Dans ce domaine, les études sont peu nombreuses en raison de leur complexité méthodologique et de la longueur du suivi nécessaire mais semblent démontrer cet effet. Ainsi, l’étude de Moller et coll. (« PAT Study ») est la première à avoir porté sur un nombre de patients important (205 enfants âgés de 6 à 14 ans) comparé à un groupe contrôle non traité.
 
Après 3 ans d’ITA par voie sous cutanée aux pollens de graminées ou de bouleau, une différence significative sur le risque d’apparition d’un asthme chez des sujets initialement exclusivement rhinitiques est observée en faveur du groupe sous ITA. Cet effet persistait 7 ans après l’arrêt de l’ITA. Une étude rétrospective chez l’adulte porteur de rhinite allergique va également dans le même sens. De même un effet de la même amplitude que celui observé dans la PAT Study a également été rapporté dans une étude utilisant l’ITA sublinguale, mais avec un moindre recul (3 ans).

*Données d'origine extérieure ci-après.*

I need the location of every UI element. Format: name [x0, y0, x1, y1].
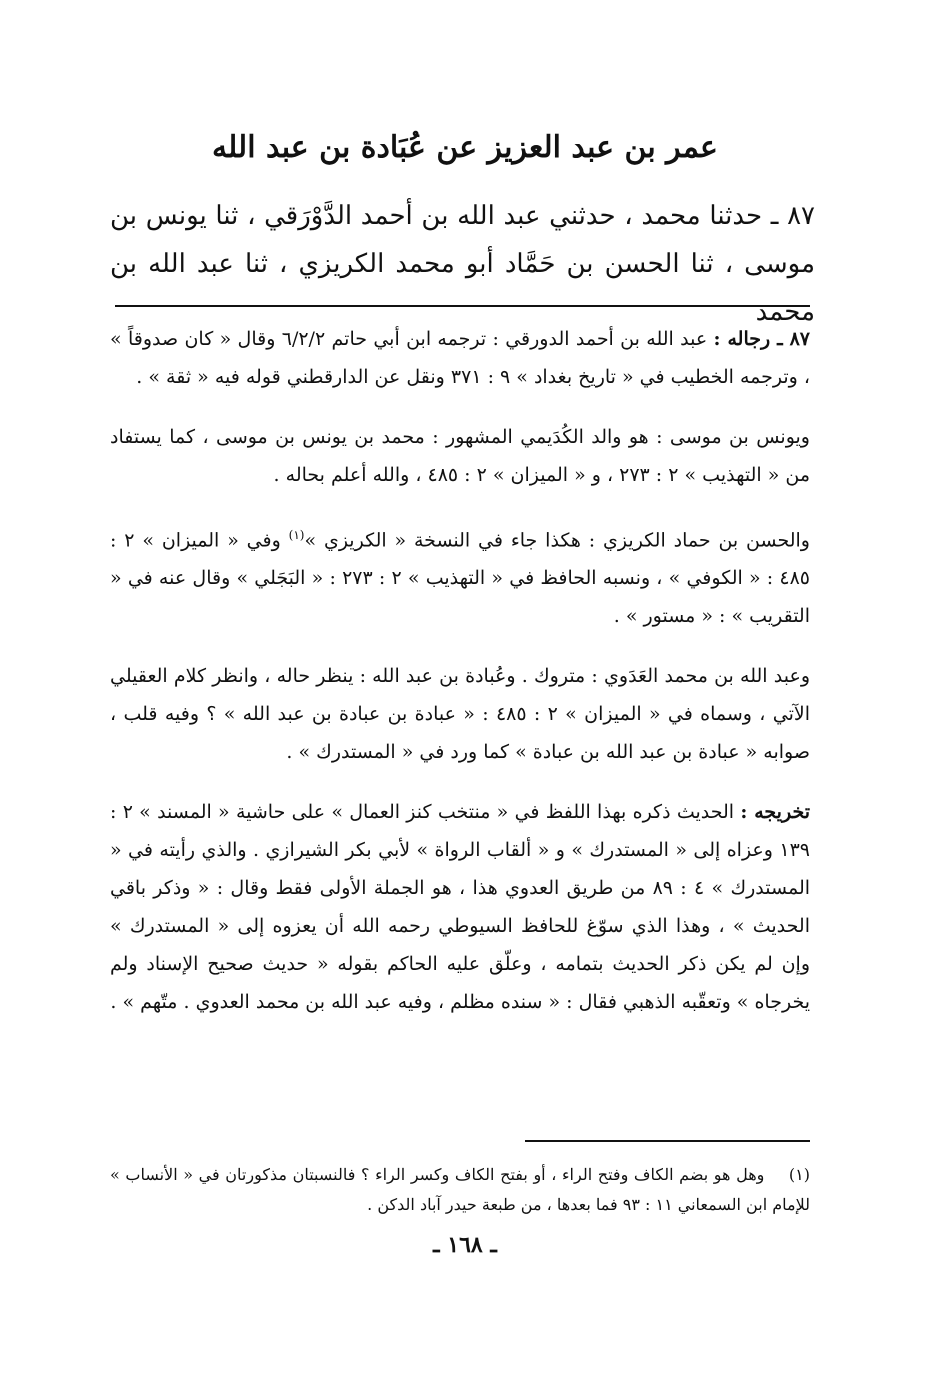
footnote	[110, 1160, 810, 1220]
rijal-text: عبد الله بن أحمد الدورقي : ترجمه ابن أبي حاتم ٦/٢/٢ وقال « كان صدوقاً » ، وترجمه الخطيب في « تاريخ بغداد » ٩ : ٣٧١ ونقل عن الدارقطني قوله فيه « ثقة » .	[110, 328, 810, 388]
page-number: ـ ١٦٨ ـ	[433, 1232, 497, 1258]
footnote-text: وهل هو بضم الكاف وفتح الراء ، أو بفتح الكاف وكسر الراء ؟ فالنسبتان مذكورتان في « الأنساب » للإمام ابن السمعاني ١١ : ٩٣ فما بعدها ، من طبعة حيدر آباد الدكن .	[110, 1165, 810, 1214]
abdullah-paragraph: وعبد الله بن محمد العَدَوي : متروك . وعُبادة بن عبد الله : ينظر حاله ، وانظر كلام العقيلي الآتي ، وسماه في « الميزان » ٢ : ٤٨٥ : « عبادة بن عبادة بن عبد الله » ؟ وفيه قلب ، صوابه « عبادة بن عبد الله بن عبادة » كما ورد في « المستدرك » .	[110, 665, 811, 764]
takhrij-text: الحديث ذكره بهذا اللفظ في « منتخب كنز العمال » على حاشية « المسند » ٢ : ١٣٩ وعزاه إلى « المستدرك » و « ألقاب الرواة » لأبي بكر الشيرازي . والذي رأيته في « المستدرك » ٤ : ٨٩ من طريق العدوي هذا ، هو الجملة الأولى فقط وقال : « وذكر باقي الحديث » ، وهذا الذي سوّغ للحافظ السيوطي رحمه الله أن يعزوه إلى « المستدرك » وإن لم يكن ذكر الحديث بتمامه ، وعلّق عليه الحاكم بقوله « حديث صحيح الإسناد ولم يخرجاه » وتعقّبه الذهبي فقال : « سنده مظلم ، وفيه عبد الله بن محمد العدوي . متّهم » .	[110, 801, 811, 1014]
takhrij-paragraph	[110, 793, 810, 1021]
footnote-reference[interactable]: (١)	[288, 528, 305, 542]
takhrij-label: تخريجه :	[740, 801, 810, 824]
footnote-separator	[525, 1140, 810, 1142]
chapter-title: عمر بن عبد العزيز عن عُبَادة بن عبد الله	[212, 130, 718, 165]
hadith-chain: ٨٧ ـ حدثنا محمد ، حدثني عبد الله بن أحمد الدَّوْرَقي ، ثنا يونس بن موسى ، ثنا الحسن بن حَمَّاد أبو محمد الكريزي ، ثنا عبد الله بن محمد	[110, 201, 815, 327]
hasan-text-2: وفي « الميزان » ٢ : ٤٨٥ : « الكوفي » ، ونسبه الحافظ في « التهذيب » ٢ : ٢٧٣ : « البَجَلي » وقال عنه في « التقريب » : « مستور » .	[110, 529, 810, 628]
yunus-paragraph: ويونس بن موسى : هو والد الكُدَيمي المشهور : محمد بن يونس بن موسى ، كما يستفاد من « التهذيب » ٢ : ٢٧٣ ، و « الميزان » ٢ : ٤٨٥ ، والله أعلم بحاله .	[110, 426, 810, 486]
hasan-paragraph	[110, 516, 810, 635]
commentary-block	[110, 320, 810, 1043]
hasan-text-1: والحسن بن حماد الكريزي : هكذا جاء في النسخة « الكريزي »	[304, 529, 810, 552]
hadith-text-block	[110, 192, 815, 336]
footnote-number: (١)	[788, 1165, 810, 1184]
separator-rule	[115, 305, 810, 307]
rijal-paragraph	[110, 320, 810, 396]
rijal-label: ٨٧ ـ رجاله :	[713, 328, 810, 350]
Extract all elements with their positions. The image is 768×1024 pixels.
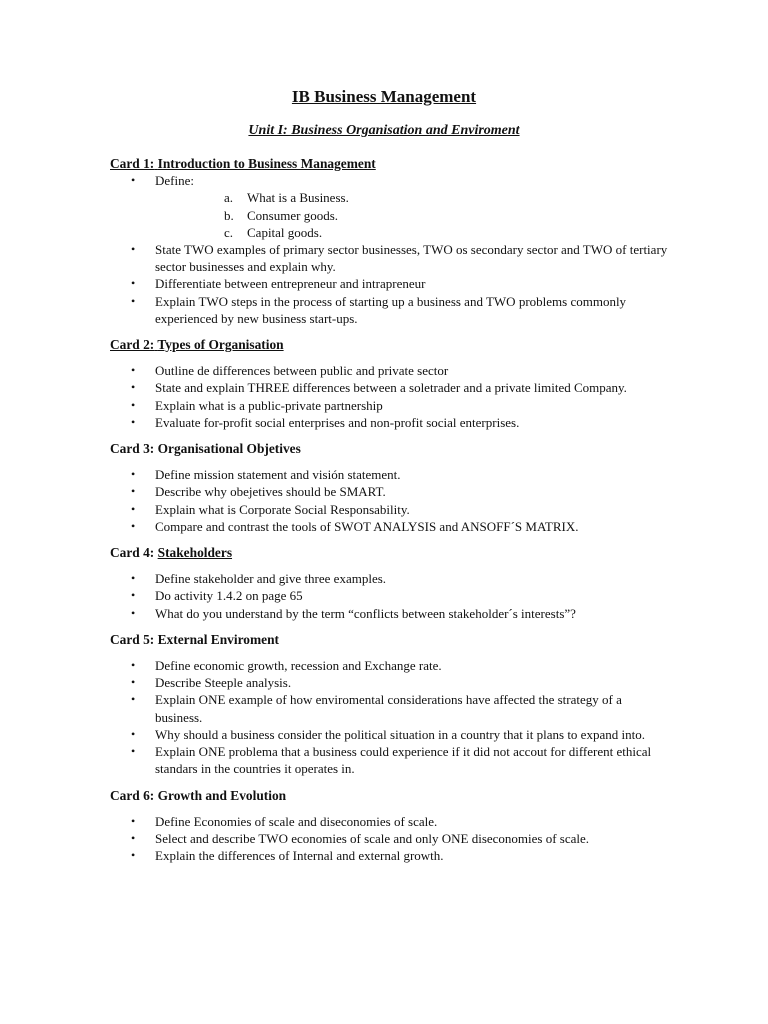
bullet-icon: • [131,518,136,533]
list-item-text: Select and describe TWO economies of scale and only ONE diseconomies of scale. [155,830,590,846]
list-item-text: Explain ONE problema that a business could experience if it did not accout for different ethical standars in the countries it operates in. [155,744,652,777]
bullet-icon: • [131,726,136,741]
list-item-text: Explain the differences of Internal and external growth. [155,848,444,864]
list-item-text: Explain TWO steps in the process of starting up a business and TWO problems commonly experienced by new business start-ups. [155,293,627,326]
list-item [110,518,670,535]
card-label: Card 2: [110,337,155,353]
bullet-icon: • [131,173,136,188]
card-heading [110,631,670,648]
list-item [110,241,670,275]
card-name: Types of Organisation [157,337,284,353]
list-item [110,275,670,292]
list-item [110,362,670,379]
list-item-text: Define mission statement and visión statement. [155,467,401,483]
card-name: Introduction to Business Management [157,156,376,171]
list-item-text: Define Economies of scale and diseconomies of scale. [155,813,438,829]
bullet-list [110,570,670,622]
card-1 [110,155,670,327]
list-item [110,830,670,847]
list-item-text: Define economic growth, recession and Exchange rate. [155,658,442,674]
bullet-icon: • [131,692,136,707]
bullet-icon: • [131,813,136,828]
card-name: Growth and Evolution [157,787,287,803]
bullet-list [110,172,670,327]
list-item [110,847,670,864]
document-subtitle: Unit I: Business Organisation and Enviroment [248,123,520,138]
bullet-icon: • [131,848,136,863]
document-body [110,155,670,864]
card-heading [110,440,670,457]
bullet-icon: • [131,293,136,308]
bullet-icon: • [131,467,136,482]
list-item [110,172,670,241]
sub-list-text: Consumer goods. [247,207,338,223]
list-item-text: Why should a business consider the political situation in a country that it plans to expand into. [155,726,645,742]
card-heading [110,787,670,804]
sub-list-marker: c. [224,224,234,240]
list-item-text: Compare and contrast the tools of SWOT ANALYSIS and ANSOFF´S MATRIX. [155,518,579,534]
bullet-icon: • [131,276,136,291]
card-2 [110,336,670,431]
list-item-text: Describe why obejetives should be SMART. [155,484,386,500]
card-5 [110,631,670,778]
card-label: Card 3: [110,441,155,457]
bullet-list [110,813,670,865]
document-title: IB Business Management [291,87,477,106]
list-item [110,657,670,674]
bullet-icon: • [131,397,136,412]
list-item-text: Describe Steeple analysis. [155,675,292,691]
bullet-list [110,362,670,431]
bullet-list [110,657,670,777]
list-item [110,605,670,622]
bullet-icon: • [131,675,136,690]
list-item-text: Explain what is a public-private partnership [155,397,383,413]
sub-list-text: Capital goods. [247,224,323,240]
bullet-icon: • [131,380,136,395]
card-heading [110,544,670,561]
sub-list-item [155,224,670,241]
list-item-text: Explain what is Corporate Social Responsability. [155,501,410,517]
card-3 [110,440,670,535]
card-heading [110,155,670,172]
list-item [110,414,670,431]
list-item-text: Explain ONE example of how enviromental considerations have affected the strategy of a business. [155,692,622,725]
list-item-text: Define: [155,173,194,189]
list-item-text: Evaluate for-profit social enterprises and non-profit social enterprises. [155,414,520,430]
list-item [110,587,670,604]
list-item-text: Do activity 1.4.2 on page 65 [155,588,303,604]
bullet-icon: • [131,830,136,845]
list-item [110,743,670,777]
list-item-text: State and explain THREE differences between a soletrader and a private limited Company. [155,380,627,396]
bullet-icon: • [131,605,136,620]
bullet-icon: • [131,363,136,378]
list-item [110,483,670,500]
list-item-text: Outline de differences between public and private sector [155,363,449,379]
bullet-icon: • [131,588,136,603]
card-heading [110,336,670,353]
list-item [110,397,670,414]
card-label: Card 4: [110,545,155,561]
sub-list-text: What is a Business. [247,190,349,206]
list-item [110,570,670,587]
list-item [110,691,670,725]
list-item [110,813,670,830]
bullet-list [110,466,670,535]
bullet-icon: • [131,484,136,499]
list-item-text: What do you understand by the term “conflicts between stakeholder´s interests”? [155,605,576,621]
list-item [110,501,670,518]
sub-list-marker: b. [224,207,234,223]
bullet-icon: • [131,744,136,759]
list-item [110,379,670,396]
card-label: Card 5: [110,631,155,647]
bullet-icon: • [131,414,136,429]
sub-list-marker: a. [224,190,234,206]
card-name: External Enviroment [157,631,280,647]
bullet-icon: • [131,242,136,257]
card-label: Card 1: [110,156,155,171]
bullet-icon: • [131,501,136,516]
list-item [110,466,670,483]
list-item-text: Define stakeholder and give three examples. [155,571,387,587]
card-name: Stakeholders [157,545,233,561]
bullet-icon: • [131,571,136,586]
list-item [110,674,670,691]
list-item [110,726,670,743]
list-item-text: State TWO examples of primary sector businesses, TWO os secondary sector and TWO of tertiary sector businesses and explain why. [155,242,668,275]
bullet-icon: • [131,658,136,673]
list-item-text: Differentiate between entrepreneur and intrapreneur [155,276,426,292]
card-name: Organisational Objetives [157,441,301,457]
sub-list-item [155,189,670,206]
card-4 [110,544,670,622]
sub-list [155,189,670,241]
card-label: Card 6: [110,787,155,803]
list-item [110,293,670,327]
card-6 [110,787,670,865]
sub-list-item [155,207,670,224]
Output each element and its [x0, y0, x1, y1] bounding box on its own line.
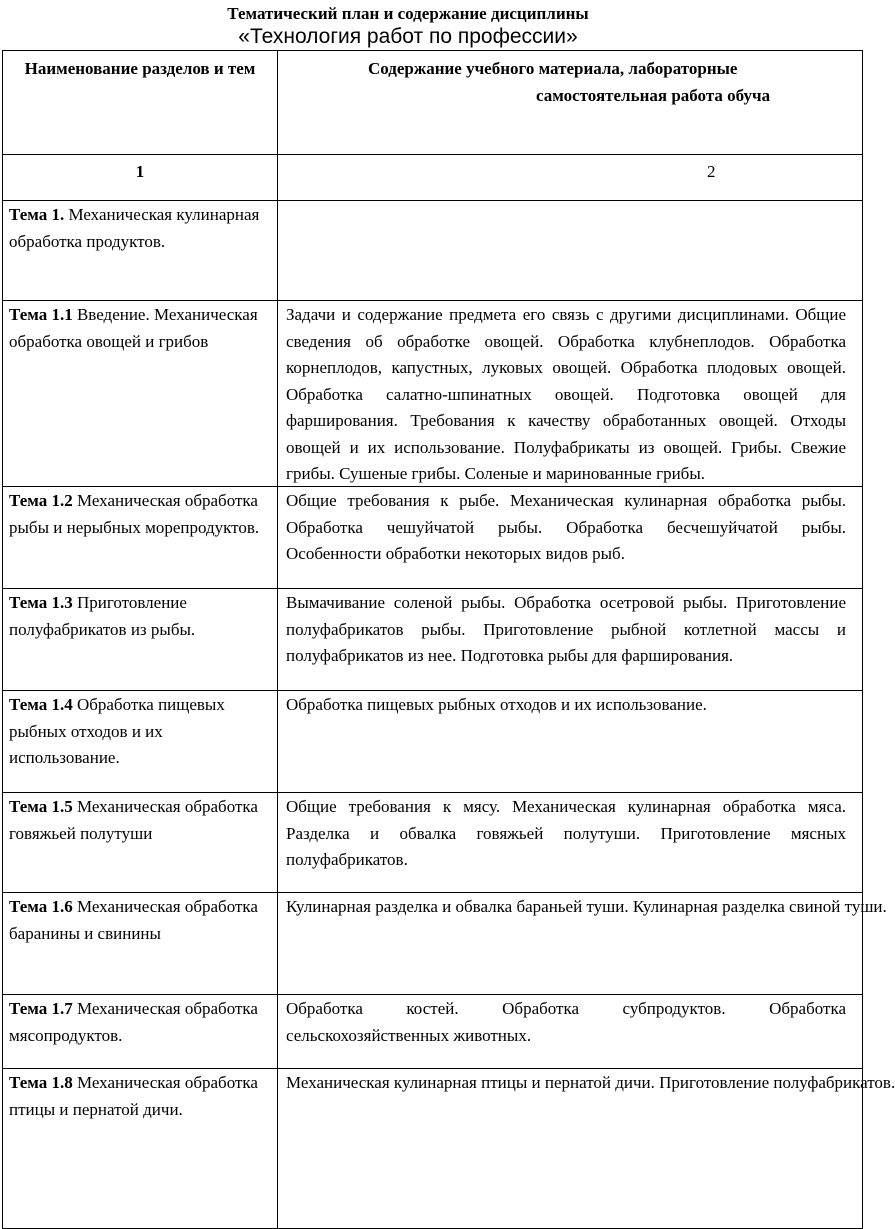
table-row [3, 995, 863, 1069]
column-header-content-line2: самостоятельная работа обуча [536, 85, 771, 105]
content-text: Задачи и содержание предмета его связь с другими дисциплинами. Общие сведения об обработке овощей. Обработка клубнеплодов. Обработка корнеплодов, капустных, луковых овощей. Обработка плодовых овощей. Обработка салатно-шпинатных овощей. Подготовка овощей для фарширования. Требования к качеству обработанных овощей. Отходы овощей и их использование. Полуфабрикаты из овощей. Грибы. Свежие грибы. Сушеные грибы. Соленые и маринованные грибы. [286, 305, 846, 483]
topic-title: Введение. Механическая обработка овощей и грибов [9, 305, 258, 351]
topic-title: Механическая обработка рыбы и нерыбных морепродуктов. [9, 491, 260, 537]
table-row [3, 201, 863, 301]
table-row [3, 301, 863, 487]
discipline-name: «Технология работ по профессии» [238, 25, 578, 48]
content-text: Вымачивание соленой рыбы. Обработка осетровой рыбы. Приготовление полуфабрикатов рыбы. Приготовление рыбной котлетной массы и полуфабрикатов из нее. Подготовка рыбы для фарширования. [286, 593, 846, 665]
content-cell [278, 201, 863, 301]
topic-number: Тема 1.7 [9, 999, 73, 1018]
topic-title: Механическая обработка птицы и пернатой дичи. [9, 1073, 258, 1119]
topic-number: Тема 1. [9, 205, 65, 224]
topic-cell [3, 589, 278, 691]
table-row [3, 589, 863, 691]
content-cell [278, 995, 863, 1069]
topic-number: Тема 1.1 [9, 305, 73, 324]
content-cell [278, 301, 863, 487]
topic-cell [3, 995, 278, 1069]
content-cell [278, 893, 887, 995]
table-row [3, 487, 863, 589]
column-number-1: 1 [3, 155, 278, 201]
content-text: Обработка пищевых рыбных отходов и их использование. [286, 695, 707, 714]
content-cell [278, 487, 863, 589]
column-header-topics [3, 51, 278, 155]
topic-number: Тема 1.5 [9, 797, 73, 816]
topic-cell [3, 1069, 278, 1229]
topic-cell [3, 793, 278, 893]
content-text: Общие требования к мясу. Механическая кулинарная обработка мяса. Разделка и обвалка говяжьей полутуши. Приготовление мясных полуфабрикатов. [286, 797, 846, 869]
topic-title: Механическая обработка мясопродуктов. [9, 999, 258, 1045]
topic-cell [3, 301, 278, 487]
column-header-content [278, 51, 863, 155]
topic-number: Тема 1.2 [9, 491, 73, 510]
topic-number: Тема 1.8 [9, 1073, 73, 1092]
content-cell [278, 793, 863, 893]
table-header-row [3, 51, 863, 155]
document-title: Тематический план и содержание дисциплины [227, 4, 589, 23]
column-header-content-line1: Содержание учебного материала, лабораторные [368, 59, 738, 78]
topic-title: Механическая обработка баранины и свинины [9, 897, 258, 943]
content-text: Механическая кулинарная птицы и пернатой дичи. Приготовление полуфабрикатов. [286, 1073, 895, 1092]
topic-cell [3, 691, 278, 793]
table-row [3, 793, 863, 893]
topic-number: Тема 1.3 [9, 593, 73, 612]
content-cell [278, 1069, 895, 1229]
column-number-2: 2 [278, 155, 863, 201]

Enfin, l’étude récente GAP, de très bonne qualité méthodologique, incluait plus de 800 enfants atteints de rhinite allergique au pollen de graminées sans asthme à l’inclusion avec un groupe traité et un groupe placebo.
 
Cette étude, si elle n’a pas démontré de différence sur la fréquence de survenue d’un asthme entre les deux groupes, a montré une diminution significative des symptômes d’asthme et/ou de l’utilisation des médicaments antiasthmatiques dans le groupe traité, aussi bien à la fin des 2 ans de la période de traitement que sur l’ensemble des 5 années de l’essai.
 
Ces résultats très encourageants sont renforcés par la publication de résultats obtenus en vie réelle à partir des informations d’une base de données d’assurance de santé en Allemagne où l’ITA en comprimé sublingual est commercialisée depuis presque 10 ans.
 
En comparant un groupe de patients ayant reçu une ITA sublinguale en comprimé à un groupe traité pour allergie pollinique sans ITA, les auteurs ont pu montrer que la survenue d’un asthme était moins fréquente dans le groupe ayant reçu une ITA, ainsi que la consommation de médicaments anti-asthmatiques et de médicaments symptomatiques de la rhinite.
 
Ces études sur l’effet préventif de l’asthme de l’ITA s’ajoutent aux autres arguments en faveur de l’efficacité de la désensibilisation sur l’histoire naturelle de la maladie comme la persistance de l’effet à l’arrêt du traitement ou la moindre acquisition de nouvelles sensibilisations aux allergènes.
 
Conclusion
Un effet de prévention de l’apparition de l’asthme chez des sujets traités par ITA pour une rhinite allergique a été observé dans plusieurs études avec la voie sous cutanée et la voie sublinguale confirmant ainsi que l’immunothérapie spécifique est actuellement le seul traitement susceptible de modifier l’histoire naturelle de l’allergie.